Jack’s Story

When Jack was diagnosed with Autistic Spectrum Disorder and Global Development Delay in December 2015, we, as parents, didn’t know much about these conditions. After much reading up on them, we discovered that Early Intervention could be extremely beneficial in assisting in children’s development with these types of conditions. So we did some research and came across the Ark Centre, a local centre specialising in Autism, offering intensive therapy sessions by trained therapists in behavioural, speech and language and occupational therapies.

Jack started at the Ark in May 2016 and at this time he was non-verbal, had difficulties with postural control, had poor gross and fine motor skills, struggled to mark make, match and sort and showed little interest in any interaction with other children.

Jack is a happy child who took to the Ark sessions from the beginning. The therapists made Jack feel extremely comfortable and we found that very reassuring. He looks forward to every session, even though he is worked very hard, but he does have fun at the same time.
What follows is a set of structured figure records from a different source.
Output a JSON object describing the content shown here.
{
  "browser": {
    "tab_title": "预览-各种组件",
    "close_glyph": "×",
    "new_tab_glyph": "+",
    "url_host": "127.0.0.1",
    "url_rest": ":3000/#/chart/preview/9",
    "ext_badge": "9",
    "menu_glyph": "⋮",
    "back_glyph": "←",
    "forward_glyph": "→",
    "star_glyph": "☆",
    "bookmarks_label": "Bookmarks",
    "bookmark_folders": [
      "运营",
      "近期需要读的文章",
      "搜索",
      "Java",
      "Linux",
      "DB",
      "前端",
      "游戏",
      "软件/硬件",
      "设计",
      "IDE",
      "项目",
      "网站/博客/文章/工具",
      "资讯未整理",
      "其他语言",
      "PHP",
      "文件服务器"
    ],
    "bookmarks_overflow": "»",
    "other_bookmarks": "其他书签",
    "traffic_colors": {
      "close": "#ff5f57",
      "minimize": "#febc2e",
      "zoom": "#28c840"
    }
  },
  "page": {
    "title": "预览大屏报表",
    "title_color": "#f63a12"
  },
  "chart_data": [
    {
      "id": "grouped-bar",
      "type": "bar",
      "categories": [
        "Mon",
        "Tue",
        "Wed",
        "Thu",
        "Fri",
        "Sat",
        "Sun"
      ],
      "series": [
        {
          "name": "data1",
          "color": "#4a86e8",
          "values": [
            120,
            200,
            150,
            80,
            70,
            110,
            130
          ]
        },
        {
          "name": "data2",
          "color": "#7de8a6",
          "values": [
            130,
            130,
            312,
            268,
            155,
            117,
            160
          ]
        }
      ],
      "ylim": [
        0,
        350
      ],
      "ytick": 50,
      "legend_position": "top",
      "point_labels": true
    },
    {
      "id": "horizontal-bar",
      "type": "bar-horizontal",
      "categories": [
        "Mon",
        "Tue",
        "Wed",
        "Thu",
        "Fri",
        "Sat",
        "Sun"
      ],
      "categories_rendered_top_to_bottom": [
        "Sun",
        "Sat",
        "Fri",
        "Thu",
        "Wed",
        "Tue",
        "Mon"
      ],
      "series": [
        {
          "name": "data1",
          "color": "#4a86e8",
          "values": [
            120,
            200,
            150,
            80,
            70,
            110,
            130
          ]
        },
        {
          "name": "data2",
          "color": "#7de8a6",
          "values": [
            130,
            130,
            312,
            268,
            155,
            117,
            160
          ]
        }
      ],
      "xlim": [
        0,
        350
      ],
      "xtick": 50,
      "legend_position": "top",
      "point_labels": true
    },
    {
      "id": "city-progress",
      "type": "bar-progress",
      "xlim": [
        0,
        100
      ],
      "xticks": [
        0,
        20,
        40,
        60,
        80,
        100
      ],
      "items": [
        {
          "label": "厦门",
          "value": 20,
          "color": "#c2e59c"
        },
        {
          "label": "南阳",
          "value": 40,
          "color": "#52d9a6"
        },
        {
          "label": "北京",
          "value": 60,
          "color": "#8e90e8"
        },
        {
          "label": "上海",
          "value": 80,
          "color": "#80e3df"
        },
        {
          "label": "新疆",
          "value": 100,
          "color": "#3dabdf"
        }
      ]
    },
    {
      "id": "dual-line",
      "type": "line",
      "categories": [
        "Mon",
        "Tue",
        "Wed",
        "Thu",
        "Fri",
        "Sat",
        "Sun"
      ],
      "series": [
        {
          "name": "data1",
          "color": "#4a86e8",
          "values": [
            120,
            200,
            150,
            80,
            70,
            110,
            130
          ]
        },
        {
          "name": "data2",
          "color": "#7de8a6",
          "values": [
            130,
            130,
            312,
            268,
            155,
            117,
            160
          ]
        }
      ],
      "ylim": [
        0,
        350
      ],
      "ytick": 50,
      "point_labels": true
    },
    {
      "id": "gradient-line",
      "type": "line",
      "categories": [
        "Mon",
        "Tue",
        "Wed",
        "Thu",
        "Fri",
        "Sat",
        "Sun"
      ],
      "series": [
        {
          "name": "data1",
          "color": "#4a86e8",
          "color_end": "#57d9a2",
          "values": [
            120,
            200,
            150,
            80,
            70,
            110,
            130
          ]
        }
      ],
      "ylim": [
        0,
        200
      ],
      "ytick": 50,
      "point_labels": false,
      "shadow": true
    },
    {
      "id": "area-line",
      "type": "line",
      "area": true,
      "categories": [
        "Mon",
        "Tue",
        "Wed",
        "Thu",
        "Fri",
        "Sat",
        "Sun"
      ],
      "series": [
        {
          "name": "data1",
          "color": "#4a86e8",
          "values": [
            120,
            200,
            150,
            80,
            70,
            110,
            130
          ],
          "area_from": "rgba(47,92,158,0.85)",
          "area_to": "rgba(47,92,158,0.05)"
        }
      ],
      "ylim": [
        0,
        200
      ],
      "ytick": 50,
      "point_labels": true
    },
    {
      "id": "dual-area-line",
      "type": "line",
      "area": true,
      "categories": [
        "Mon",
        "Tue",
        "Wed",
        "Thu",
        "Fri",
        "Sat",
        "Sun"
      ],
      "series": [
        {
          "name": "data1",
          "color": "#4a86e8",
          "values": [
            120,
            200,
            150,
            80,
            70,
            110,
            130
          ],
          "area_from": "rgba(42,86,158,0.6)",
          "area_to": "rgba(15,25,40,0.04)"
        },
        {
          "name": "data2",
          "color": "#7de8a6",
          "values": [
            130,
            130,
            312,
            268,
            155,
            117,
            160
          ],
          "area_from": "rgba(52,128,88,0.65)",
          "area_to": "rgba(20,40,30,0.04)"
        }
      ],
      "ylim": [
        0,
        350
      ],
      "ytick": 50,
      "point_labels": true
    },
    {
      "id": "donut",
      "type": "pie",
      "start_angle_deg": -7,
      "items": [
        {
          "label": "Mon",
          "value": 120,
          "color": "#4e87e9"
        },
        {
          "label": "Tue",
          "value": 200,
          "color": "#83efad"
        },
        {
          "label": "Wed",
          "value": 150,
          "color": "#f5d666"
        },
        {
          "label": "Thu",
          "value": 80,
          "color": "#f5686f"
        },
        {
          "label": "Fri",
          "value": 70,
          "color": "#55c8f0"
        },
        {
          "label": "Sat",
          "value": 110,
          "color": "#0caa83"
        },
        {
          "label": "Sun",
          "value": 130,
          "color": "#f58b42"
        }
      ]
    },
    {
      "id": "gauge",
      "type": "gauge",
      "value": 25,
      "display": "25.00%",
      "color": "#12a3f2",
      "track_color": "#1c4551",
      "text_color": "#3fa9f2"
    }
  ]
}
The therapists have really got to know and understand Jack, knowing what motivates him, and using these motivators to push him into doing the activities he needs to learn, and rewarding him when he achieves his goals. Where Jack didn’t have a particularly effective communication system prior to the Ark, Picture Exchange Cards (PECs) were introduced which helped Jack communicate his needs with pictures, and he took to this really well and this was then introduced at home, and at preschool – giving Jack the communication skills he desperately needed. This has now progressed to using PECs in sentences so, for example, he can ask ‘mum/dad I want water, instead of just giving us a picture card for water.

Jack has had occupational therapy since he started at the Ark, and Charlotte, Jack’s OT Therapist, has been predominantly focussing on developing his core strength and gross and fine motor skills .This has resulted in Jack gaining much more confidence in doing every day things including climbing and descending on stairs, hand washing, and holding crayons/pens much more competently. Jack can even climb into the car now independently which demonstrates just how much his core strength has improved.

Jack started speech and language therapy at the end of March 2017, when it was thought it was the right time for Jack to fully benefit from this therapy. Bethanie and Jane have worked hard to help enhance Jack’s communication system with the use of PECs, whilst also introducing techniques to improve his weak oral motor skills, and improving his joint attention and functional play skills.

The majority of Jack’s time at the Ark has been spent having Behavioural Therapy. Jack’s key worker Sarah, together with the other therapists that have Jack from time to time have been excellent in working on key social interaction activities, such as turn taking, and helping Jack to express himself through the use of toys and messy play. They also reinforce and align their activities with the OT and SLT goals that are currently being worked on.

I think one of the best things about Jack attending the Ark is that the therapists have been able to advise us of which activities Jack responds well to, and which ones he doesn’t. This has been further supported by the six weekly reviews which provide a great insight into where Jack has progressed, and which areas need more focus. With us both working, this has been extremely beneficial as we know that some of our time we spend with him at home can be spent working on specific, targeted activities, as opposed to having to spend our time trying to work out what best to do ourselves.

We believe that the fantastic support and expertise provided by the highly skilled therapists at the Ark has been instrumental in progressing Jack’s development, not only by what is learnt at the therapy sessions, but providing advice and support on what we can work on with Jack at home, and how he can be supported within his preschool setting. We have been fortunate enough to give Jack the Ark’s support during this important, impressionable time in his early years. To enable the Ark to be more accessible to other children like Jack would be a great opportunity for any child diagnosed with ASD, and a huge comfort to other parents like us.